Theoretical optimisation of Electrooptical Phase Modulation in InGaAsP Quantumwells.

The superior performance of light modulators based on the quantum confined Stark effect has been accepted for some time. Many experimental and theoretical data were obtained for GaAs-AlGaAs QW and SL. In the 1.55μm optical window, which is of particular interest for optical communication purposes, InGaAs and InGaAsP QW give better performances. For the ternary material refractive index data were published1 and the use of InGaAs and InGaAsP QW's in waveguide modulators2 and DBR lasers3 was demonstrated.
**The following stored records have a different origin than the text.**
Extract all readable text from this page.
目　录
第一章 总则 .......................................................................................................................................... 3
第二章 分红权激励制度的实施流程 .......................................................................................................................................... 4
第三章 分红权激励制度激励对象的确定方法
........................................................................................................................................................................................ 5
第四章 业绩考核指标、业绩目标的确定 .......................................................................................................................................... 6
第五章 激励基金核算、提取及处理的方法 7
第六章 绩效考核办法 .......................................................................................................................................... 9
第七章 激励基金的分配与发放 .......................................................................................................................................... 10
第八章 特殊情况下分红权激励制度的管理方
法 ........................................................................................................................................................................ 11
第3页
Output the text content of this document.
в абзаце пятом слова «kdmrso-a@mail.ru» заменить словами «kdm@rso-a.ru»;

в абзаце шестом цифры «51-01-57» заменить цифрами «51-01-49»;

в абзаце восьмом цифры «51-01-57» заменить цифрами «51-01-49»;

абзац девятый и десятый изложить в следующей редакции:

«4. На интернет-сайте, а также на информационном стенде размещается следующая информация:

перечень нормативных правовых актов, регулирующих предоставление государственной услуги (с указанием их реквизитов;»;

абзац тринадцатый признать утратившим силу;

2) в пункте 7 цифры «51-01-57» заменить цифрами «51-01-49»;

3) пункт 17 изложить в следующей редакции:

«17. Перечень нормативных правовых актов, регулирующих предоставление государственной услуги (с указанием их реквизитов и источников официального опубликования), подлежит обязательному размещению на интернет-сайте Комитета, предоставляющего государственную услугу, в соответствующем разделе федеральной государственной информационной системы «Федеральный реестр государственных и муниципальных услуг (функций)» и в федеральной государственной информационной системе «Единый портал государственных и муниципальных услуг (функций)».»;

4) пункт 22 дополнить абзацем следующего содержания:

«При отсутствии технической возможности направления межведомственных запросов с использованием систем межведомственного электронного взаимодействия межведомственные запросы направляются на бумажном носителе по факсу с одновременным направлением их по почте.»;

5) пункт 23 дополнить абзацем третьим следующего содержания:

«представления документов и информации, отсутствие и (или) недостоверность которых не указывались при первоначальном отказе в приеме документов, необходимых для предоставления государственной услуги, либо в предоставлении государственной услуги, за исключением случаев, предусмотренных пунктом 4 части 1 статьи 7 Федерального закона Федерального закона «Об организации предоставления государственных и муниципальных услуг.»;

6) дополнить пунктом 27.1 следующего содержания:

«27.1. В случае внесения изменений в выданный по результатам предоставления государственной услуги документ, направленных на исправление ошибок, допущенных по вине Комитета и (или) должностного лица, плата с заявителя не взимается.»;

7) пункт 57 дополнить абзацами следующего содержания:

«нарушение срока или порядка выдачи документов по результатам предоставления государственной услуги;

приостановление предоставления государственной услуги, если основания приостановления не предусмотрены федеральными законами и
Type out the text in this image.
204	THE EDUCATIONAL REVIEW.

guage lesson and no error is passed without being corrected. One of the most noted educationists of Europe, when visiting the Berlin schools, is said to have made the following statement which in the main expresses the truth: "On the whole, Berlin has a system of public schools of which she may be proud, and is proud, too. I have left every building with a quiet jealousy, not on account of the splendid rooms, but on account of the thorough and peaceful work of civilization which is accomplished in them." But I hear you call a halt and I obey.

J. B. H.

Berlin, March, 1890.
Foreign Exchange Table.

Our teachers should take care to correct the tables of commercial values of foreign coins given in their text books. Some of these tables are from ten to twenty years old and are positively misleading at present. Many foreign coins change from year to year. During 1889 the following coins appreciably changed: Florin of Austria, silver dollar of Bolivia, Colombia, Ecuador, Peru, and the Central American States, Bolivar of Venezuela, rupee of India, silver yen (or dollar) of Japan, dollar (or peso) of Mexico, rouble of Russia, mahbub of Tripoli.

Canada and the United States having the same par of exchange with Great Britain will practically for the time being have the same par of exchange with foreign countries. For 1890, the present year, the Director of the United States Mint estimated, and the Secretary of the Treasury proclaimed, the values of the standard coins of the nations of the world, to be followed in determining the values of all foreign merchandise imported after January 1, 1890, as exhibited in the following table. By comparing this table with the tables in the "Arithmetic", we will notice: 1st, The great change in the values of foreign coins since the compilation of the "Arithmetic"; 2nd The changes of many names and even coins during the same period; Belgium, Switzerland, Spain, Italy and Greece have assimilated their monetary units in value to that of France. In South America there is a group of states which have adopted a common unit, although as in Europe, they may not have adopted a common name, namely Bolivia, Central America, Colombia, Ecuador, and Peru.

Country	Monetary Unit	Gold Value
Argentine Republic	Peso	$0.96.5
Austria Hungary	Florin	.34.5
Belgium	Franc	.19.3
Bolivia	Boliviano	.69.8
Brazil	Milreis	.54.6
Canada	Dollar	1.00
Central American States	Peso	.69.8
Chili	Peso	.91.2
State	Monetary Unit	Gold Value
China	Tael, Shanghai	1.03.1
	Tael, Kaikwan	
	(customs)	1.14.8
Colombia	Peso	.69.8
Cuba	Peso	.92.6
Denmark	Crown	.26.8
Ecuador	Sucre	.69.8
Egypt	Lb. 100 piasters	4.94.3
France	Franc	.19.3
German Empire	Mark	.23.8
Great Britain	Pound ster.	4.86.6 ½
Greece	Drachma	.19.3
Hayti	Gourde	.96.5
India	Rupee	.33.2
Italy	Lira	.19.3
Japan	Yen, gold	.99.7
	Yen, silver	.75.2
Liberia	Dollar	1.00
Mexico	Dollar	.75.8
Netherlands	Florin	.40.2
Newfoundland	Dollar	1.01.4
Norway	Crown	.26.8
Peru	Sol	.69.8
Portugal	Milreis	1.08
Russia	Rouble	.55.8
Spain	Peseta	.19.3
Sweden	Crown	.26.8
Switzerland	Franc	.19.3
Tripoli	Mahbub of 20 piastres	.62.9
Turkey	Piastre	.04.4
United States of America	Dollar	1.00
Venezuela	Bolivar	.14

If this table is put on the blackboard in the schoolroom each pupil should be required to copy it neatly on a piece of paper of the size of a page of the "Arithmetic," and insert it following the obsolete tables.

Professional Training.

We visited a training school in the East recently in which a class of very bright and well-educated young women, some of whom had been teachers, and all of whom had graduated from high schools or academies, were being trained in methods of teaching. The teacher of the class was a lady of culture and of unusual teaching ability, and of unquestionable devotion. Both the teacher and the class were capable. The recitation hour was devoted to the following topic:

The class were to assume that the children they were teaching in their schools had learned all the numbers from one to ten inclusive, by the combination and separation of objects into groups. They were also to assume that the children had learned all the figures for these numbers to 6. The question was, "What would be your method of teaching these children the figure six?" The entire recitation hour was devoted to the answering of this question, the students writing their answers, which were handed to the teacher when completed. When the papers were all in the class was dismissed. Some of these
Recently the advantage of using quaternary quantum wells for electrooptic phase modulation at 1.55μm was stressed4. The main point of interest is the additional degree of freedom, namely the InGaAsP composition. The problem of finding the optimal composition together with the best possible QW size for maximal phase modulation, within certain restrictions for the applied field, is treated on a theoretical basis in this paper. The modeling of the electric field dependent absorption in QW’s has already obtained a lot of attention5. Refractive index changes under applied field are much more difficult to model accurately due to the long energy range of the changes induced by the field. Recently Yamamoto et al.6 presented some theoretical results in a 30nm InGaAsP QW. They neglect exciton effects and only consider contributions of heavy holes. Both approximations work quite well in the large well limit, but are less accurate for smaller QW's.